Traditional photographic histories, particularly those that have followed an art historical model, have marginalised popular photography as a form and a practice despite its evident dominance in terms of the sheer volume of images produced and circulated, and its commercial impact, for well over a hundred years. Although recent scholarship has attempted to correct this bias, and to reposition popular photography in its rightful position at the front and centre of photography studies, it remains an under-theorised area. At the same time, 'the photographic industry' – once constituted as a network of commercial organisations – has been transformed fundamentally by information and communication infrastructures not specifically designed for photography. Key players who once played such a dominant role, as comprehensive, vertically-integrated companies covering all aspects of film, processing and equipment, have failed to keep up with the dramatic changes, and in some cases, such as Kodak, have been declared bankrupt. With radical disruptions to former photographic centres of power – both in industry practice and in scholarly viewpoint – the time is right for a historical reappraisal of popular photographic practice, supported by an exemplary collection.
The Kodak Collection at National Science and Media Museum is one of the largest and most diverse museum collections of cameras, images, and photographic ephemera from the nineteenth and twentieth centuries in the world. The collection came to Bradford in the late 1980s from the Kodak Museum in Harrow, and it has played a major role in communicating the history of photography to National Science and Media Museum's audiences through the permanent Kodak Gallery.
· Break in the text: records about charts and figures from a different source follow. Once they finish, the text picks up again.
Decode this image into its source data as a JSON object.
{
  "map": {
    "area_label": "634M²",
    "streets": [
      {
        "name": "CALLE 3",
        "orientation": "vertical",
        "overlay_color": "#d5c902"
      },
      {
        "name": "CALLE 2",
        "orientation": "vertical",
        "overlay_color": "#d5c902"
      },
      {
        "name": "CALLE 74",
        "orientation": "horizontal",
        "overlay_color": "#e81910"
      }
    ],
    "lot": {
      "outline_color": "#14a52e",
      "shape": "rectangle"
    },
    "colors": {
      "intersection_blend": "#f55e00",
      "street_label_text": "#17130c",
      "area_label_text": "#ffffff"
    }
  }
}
The collection represents not just a significant set of objects that inform the history of photography, but a body of material that has been critical to the way that National Science and Media Museum has been communicating this history to a broad public.
The PhD student will investigate the changing role of photographic collections as tools for communicating shifting notions of popular photographic practice. Building on the scholarship on popular photography that has developed in recent years, this project will examine how its histories have been told through this unique collection and examine the opportunities it presents for new scholarly approaches to the medium; this includes examining its contemporary cultural significance. The challenges to the telling of popular photographic histories that emerge from new scholarship will inform National Science and Media Museum's strategy for the Kodak Gallery as it moves towards the second stage of its master plan in 2022.